Chapitre I
DÉCOUVERTE ET CONQUÊTE DU NOUVEAU ROYAUME DE GRENADE
D'où vinrent les premiers conquistadors de ce Royaume, de qui les envoya à sa conquête, et de l'origine des premiers gouverneurs de Santa Marta.
De la découverte que don Christophe Colomb fit du Nouveau Monde, naquit la connaissance des Indes occidentales, dans la découverte et conquête desquelles d'illustres hommes dépensèrent leurs courage, vie et biens, tels don Hernando Cortés, marquis du Val, en Nouvelle-Espagne, le marquis don Francisco Pizarro et son compagnon don Diego de Almagro au Pérou, Valdivia au Chili, et d'autres capitaines en d'autres lieux, tel que mentionné dans les chroniques historiques, dans lesquelles on ne trouve que quelques traces de la conquête de ce Nouveau Royaume de Grenade ; et je n'ai pu trouver la raison justifiant que les historiens ayant relaté les autres conquêtes aient gardé le silence sur celle-ci ; et s'il leur arrive parfois d'en traiter certains aspects du fait de leur rapport avec leurs propres chroniques, ils l'effleurent à peine, comme si c'était chose divine qu'il ne fallait point offenser ; ou peut-être parce que cette conquête fut peu sanglante et qu'ils n'y trouvèrent de faits glorieux à célébrer, la passent-ils sous silence ? Pour que sa mémoire ne se perde pas totalement, ni que l'oubli en soit la sépulture, j'ai voulu, du mieux que je pusse, donner des informations de la conquête de ce Nouveau Royaume, et de ce qu'il s'y produisit depuis que ses premiers conquistadors et résidents¹ le peuplèrent, jusqu'au présent jour de l'an 1636 après la naissance de Notre Seigneur Jésus-Christ.
1: colons.
Pour une meilleure clarté et une plus complète information du passé, il sera nécessaire de remonter à l'origine, à la ville de Santa Marta, qui fut capitale du gouvernorat incluant nos terres, et d'où partirent les capitaines et soldats qui les conquirent ; à tout cela s'ajoutera la fondation de l'Audience Royale de cette ville de Santa Fe du Nouveau Royaume de Grenade, siège de nos évêché et gouvernement, qui, ayant été assujettie à la ville de Santa Marta, a aujourd'hui pour suffragant son propre évêque, de même que Carthagène et Popayán.

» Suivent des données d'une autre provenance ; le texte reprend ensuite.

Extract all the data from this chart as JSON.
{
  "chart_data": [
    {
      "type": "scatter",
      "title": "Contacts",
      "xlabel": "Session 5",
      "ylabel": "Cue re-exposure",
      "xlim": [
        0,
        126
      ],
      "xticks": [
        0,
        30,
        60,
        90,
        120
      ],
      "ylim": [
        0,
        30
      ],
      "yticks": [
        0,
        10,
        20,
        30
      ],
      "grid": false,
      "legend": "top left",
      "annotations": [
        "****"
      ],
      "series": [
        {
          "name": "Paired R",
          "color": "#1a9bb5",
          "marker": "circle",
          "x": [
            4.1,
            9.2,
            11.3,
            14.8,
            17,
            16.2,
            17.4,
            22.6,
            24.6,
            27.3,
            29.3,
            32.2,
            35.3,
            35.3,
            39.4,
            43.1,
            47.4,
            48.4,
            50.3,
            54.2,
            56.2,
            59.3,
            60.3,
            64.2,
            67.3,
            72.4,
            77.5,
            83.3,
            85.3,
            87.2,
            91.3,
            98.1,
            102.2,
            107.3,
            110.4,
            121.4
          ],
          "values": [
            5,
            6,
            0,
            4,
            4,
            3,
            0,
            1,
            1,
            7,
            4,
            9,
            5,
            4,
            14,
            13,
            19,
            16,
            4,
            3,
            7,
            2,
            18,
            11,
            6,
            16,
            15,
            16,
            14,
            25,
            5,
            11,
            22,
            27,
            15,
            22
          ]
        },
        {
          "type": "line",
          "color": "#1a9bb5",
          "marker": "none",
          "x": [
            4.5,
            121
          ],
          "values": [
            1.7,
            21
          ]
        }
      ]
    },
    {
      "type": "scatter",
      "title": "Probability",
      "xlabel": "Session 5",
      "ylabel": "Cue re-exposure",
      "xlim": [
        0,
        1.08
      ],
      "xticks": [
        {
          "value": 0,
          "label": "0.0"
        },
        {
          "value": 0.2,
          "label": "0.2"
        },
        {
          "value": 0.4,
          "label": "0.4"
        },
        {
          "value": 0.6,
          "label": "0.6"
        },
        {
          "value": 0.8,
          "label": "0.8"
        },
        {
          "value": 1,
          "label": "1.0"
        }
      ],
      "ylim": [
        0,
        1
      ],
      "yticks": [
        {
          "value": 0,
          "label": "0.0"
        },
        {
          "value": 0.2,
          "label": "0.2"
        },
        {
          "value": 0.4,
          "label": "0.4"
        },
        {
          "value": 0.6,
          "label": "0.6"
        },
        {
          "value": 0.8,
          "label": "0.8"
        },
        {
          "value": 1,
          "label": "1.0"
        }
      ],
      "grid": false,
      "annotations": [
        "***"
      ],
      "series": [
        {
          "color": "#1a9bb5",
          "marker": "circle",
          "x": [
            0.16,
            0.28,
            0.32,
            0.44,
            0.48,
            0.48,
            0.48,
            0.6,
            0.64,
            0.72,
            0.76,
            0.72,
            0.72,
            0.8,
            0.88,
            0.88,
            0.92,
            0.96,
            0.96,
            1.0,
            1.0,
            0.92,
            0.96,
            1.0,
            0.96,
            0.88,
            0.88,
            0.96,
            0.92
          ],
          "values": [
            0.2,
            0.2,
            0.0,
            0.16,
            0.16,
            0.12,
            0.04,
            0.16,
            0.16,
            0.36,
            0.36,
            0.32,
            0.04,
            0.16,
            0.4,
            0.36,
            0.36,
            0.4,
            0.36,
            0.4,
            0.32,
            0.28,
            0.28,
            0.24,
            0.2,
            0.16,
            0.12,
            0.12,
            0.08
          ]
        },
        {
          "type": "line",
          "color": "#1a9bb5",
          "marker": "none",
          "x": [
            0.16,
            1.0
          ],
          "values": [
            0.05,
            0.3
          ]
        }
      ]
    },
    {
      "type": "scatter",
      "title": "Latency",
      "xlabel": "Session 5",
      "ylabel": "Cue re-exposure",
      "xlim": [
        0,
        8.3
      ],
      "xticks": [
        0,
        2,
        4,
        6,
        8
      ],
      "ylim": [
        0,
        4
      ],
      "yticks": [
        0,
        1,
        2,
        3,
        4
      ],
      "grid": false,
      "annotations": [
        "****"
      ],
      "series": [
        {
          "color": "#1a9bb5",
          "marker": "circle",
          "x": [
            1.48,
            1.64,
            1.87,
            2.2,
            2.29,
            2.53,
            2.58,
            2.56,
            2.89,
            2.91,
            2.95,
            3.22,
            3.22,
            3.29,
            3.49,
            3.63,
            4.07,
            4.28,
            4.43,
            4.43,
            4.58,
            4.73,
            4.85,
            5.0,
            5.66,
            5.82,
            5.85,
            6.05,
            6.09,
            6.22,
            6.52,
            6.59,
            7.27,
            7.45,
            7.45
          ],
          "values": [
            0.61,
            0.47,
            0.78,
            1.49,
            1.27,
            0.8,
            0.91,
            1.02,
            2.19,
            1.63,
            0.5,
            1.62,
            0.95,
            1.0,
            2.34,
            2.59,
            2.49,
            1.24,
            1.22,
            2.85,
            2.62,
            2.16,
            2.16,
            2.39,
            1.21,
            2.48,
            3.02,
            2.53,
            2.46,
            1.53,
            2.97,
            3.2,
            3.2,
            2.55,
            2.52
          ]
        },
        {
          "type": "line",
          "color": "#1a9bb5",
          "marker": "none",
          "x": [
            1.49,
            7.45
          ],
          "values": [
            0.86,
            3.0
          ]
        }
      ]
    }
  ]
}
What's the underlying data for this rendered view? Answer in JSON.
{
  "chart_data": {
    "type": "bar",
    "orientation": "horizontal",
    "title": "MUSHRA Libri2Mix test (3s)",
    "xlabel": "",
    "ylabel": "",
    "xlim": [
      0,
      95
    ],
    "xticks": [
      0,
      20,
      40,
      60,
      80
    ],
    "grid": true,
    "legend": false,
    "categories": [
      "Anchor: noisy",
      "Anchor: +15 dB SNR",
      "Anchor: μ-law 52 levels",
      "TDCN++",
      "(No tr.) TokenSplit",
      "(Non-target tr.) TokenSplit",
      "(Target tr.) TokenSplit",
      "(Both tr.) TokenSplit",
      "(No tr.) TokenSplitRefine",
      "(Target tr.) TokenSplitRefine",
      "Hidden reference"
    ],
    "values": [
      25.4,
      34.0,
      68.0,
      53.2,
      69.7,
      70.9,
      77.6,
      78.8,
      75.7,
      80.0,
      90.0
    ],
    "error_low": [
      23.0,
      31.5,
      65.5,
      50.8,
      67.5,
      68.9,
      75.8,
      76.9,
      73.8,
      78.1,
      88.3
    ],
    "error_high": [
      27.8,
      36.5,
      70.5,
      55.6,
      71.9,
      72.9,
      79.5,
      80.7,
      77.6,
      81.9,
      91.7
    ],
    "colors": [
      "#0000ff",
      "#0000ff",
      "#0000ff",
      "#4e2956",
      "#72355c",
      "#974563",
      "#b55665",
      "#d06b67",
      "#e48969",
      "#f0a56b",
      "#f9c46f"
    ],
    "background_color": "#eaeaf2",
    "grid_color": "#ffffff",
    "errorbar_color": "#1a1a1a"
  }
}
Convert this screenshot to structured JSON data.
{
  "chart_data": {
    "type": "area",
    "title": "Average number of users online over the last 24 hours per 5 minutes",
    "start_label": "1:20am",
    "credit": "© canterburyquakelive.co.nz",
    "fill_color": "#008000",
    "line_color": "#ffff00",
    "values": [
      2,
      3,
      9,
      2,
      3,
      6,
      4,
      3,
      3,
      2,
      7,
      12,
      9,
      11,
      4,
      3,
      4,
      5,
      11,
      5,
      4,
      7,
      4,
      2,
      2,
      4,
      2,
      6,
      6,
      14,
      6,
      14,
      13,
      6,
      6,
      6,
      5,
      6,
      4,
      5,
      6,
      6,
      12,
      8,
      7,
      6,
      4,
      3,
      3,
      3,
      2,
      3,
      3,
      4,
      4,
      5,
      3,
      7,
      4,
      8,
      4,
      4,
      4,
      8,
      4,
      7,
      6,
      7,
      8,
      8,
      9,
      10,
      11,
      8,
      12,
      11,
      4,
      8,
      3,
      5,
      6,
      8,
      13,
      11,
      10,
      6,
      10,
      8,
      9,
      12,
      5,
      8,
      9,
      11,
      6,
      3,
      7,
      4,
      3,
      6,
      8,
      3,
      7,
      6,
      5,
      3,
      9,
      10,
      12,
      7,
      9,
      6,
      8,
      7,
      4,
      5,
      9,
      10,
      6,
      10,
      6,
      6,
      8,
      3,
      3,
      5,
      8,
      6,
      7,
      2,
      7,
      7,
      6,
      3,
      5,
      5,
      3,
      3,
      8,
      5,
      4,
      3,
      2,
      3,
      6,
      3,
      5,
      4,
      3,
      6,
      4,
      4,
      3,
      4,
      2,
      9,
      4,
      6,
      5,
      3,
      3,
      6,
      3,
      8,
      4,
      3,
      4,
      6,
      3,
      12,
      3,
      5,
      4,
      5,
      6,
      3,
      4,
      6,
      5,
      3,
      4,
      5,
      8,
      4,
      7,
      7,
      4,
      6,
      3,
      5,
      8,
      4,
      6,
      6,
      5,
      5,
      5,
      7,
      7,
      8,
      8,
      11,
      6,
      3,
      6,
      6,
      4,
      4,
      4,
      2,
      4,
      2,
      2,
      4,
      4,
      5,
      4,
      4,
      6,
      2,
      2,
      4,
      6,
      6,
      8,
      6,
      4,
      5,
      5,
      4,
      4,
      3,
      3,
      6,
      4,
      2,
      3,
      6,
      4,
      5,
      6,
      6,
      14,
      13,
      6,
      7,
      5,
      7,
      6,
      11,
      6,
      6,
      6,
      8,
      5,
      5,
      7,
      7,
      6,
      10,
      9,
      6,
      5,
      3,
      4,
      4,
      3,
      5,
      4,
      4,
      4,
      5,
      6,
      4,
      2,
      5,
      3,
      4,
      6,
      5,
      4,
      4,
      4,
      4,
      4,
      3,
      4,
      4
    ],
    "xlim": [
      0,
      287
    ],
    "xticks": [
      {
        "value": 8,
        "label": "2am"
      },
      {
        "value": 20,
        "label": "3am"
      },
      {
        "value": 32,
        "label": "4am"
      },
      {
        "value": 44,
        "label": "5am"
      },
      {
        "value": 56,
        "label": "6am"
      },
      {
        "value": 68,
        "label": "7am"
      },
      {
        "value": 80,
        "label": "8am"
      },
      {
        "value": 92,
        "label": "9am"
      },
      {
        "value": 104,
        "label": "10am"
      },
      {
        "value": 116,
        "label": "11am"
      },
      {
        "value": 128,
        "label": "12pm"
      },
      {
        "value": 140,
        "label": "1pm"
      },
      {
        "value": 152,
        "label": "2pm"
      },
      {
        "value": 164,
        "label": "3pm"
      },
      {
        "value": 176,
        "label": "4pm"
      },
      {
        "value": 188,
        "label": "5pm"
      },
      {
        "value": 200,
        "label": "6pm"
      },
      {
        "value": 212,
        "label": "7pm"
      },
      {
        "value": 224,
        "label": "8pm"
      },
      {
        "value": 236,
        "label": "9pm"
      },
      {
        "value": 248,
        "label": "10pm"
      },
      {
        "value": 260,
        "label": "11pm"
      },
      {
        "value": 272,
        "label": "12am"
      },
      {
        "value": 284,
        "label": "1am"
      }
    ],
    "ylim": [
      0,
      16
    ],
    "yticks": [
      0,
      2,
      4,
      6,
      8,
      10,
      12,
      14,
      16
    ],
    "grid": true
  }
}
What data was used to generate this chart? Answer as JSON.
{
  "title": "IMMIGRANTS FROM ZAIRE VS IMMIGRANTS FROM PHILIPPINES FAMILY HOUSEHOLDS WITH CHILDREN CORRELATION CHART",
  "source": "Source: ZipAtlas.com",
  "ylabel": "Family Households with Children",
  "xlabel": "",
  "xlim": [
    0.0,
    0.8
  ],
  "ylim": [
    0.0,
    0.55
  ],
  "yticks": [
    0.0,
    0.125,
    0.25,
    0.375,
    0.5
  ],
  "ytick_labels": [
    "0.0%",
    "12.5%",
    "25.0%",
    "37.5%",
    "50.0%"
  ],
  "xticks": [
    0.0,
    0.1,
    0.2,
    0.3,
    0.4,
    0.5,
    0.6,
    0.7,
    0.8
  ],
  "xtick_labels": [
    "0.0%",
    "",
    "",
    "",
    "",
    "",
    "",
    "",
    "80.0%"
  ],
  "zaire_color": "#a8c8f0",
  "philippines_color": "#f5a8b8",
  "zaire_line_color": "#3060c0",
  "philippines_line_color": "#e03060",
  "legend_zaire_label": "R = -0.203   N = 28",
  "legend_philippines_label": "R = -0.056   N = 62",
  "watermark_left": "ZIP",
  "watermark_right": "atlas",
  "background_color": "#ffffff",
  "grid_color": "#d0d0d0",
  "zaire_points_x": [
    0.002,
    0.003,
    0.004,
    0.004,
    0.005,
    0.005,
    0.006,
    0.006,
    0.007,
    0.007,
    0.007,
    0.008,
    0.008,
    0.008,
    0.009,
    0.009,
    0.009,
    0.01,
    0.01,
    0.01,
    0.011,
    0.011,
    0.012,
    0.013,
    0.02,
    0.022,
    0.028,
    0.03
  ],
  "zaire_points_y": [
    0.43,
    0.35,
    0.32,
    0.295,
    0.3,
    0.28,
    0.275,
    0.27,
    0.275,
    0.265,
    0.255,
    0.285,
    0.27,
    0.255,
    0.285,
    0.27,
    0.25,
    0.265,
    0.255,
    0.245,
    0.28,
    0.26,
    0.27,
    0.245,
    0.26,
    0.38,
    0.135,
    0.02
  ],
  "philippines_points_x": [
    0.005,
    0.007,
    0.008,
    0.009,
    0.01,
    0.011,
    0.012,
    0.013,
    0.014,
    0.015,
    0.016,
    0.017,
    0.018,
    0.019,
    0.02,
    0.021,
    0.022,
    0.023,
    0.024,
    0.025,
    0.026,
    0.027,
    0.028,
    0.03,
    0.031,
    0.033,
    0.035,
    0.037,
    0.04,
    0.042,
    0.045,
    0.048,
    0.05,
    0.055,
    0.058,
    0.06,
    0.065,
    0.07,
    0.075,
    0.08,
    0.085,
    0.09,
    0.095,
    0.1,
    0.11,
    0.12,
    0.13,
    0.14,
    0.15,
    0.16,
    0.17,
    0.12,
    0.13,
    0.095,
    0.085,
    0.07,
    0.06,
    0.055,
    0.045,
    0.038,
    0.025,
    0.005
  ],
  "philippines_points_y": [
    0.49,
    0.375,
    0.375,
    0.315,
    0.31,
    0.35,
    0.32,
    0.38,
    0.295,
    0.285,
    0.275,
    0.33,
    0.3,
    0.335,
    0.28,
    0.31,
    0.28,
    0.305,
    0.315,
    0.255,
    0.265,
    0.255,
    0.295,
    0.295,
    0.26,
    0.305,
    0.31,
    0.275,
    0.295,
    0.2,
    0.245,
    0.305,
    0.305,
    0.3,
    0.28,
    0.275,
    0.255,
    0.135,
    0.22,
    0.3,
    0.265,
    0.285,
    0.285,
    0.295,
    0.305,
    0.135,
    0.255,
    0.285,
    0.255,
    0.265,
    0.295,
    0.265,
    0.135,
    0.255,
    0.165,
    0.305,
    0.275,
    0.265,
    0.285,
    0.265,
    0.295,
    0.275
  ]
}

Et les trois gouvernements pour de nombreuses questions dépendent de notre Audience Royale ; de sorte que quand il faut remplacer un gouverneur mort, son remplaçant est pourvu par le tribunal de chez nous, jusqu'à ce qu'en Castille soit nommé son successeur. Et maintenant passons à l'Histoire.
GOUVERNEURS DE SANTA MARTA ET DE CE NOUVEAU ROYAUME
L'empereur Charles Quint, de glorieuse mémoire, notre roi et seigneur naturel, envoya à la conquête de la province de Santa Marta, avec titre de gouverneur, don Rodrigo de Bastidas, lui donnant pour juridiction le territoire s'étendant du cap de la Vela jusqu'au grand río de la Magdalena ; il peupla donc ladite ville en juillet de l'an 1525 ; il lui donna le nom qu'elle conserve aujourd'hui, soit pour avoir découvert cette terre le jour de la glorieuse sainte, ou bien pour avoir fondé la ville ledit jour.
Les naturels et premiers habitants de cette province, que peupla ledit gouverneur, se soumirent pacifiquement, se montrant amicaux envers les conquistadors, bien que plus tard avec leurs voisins et autres nations leur étant proches, il y eut de fort violentes rencontres et leurs conquêtes coûtèrent de nombreuses vies, tel que le rapportent le révérend fray Pedro Simón dans ses Chroniques Historiques, et le père Juan de Castellanos dans ses Élégies et divers écrits, auxquels je renvoie le lecteur curieux.
Peu après la conquête mourut le gouverneur don Rodrigo de Bastidas, raison pour laquelle l'Audience de Saint-Domingue nomma le licencié Pedro Vallido gouverneur de Santa Marta ; tandis qu'aujourd'hui, lorsqu'il manque un gouverneur à ladite ville, l'Audience Royale de ce Royaume lui fournit un remplaçant jusqu'à ce qu'en arrive un nouveau d'Espagne, de même que pour les villes de Carthagène et Popayán.
Une fois sue en Castille la nouvelle de la mort dudit gouverneur don Rodrigo de Bastidas, l'Empereur, notre seigneur, nomma à la tête dudit gouvernement don García de Lerma, gentilhomme de sa maison, qui vint à Santa Marta en l'an 1526. Le licencié Infante gouverna jusqu'à ce que de Castille arrivât un nouveau gouverneur.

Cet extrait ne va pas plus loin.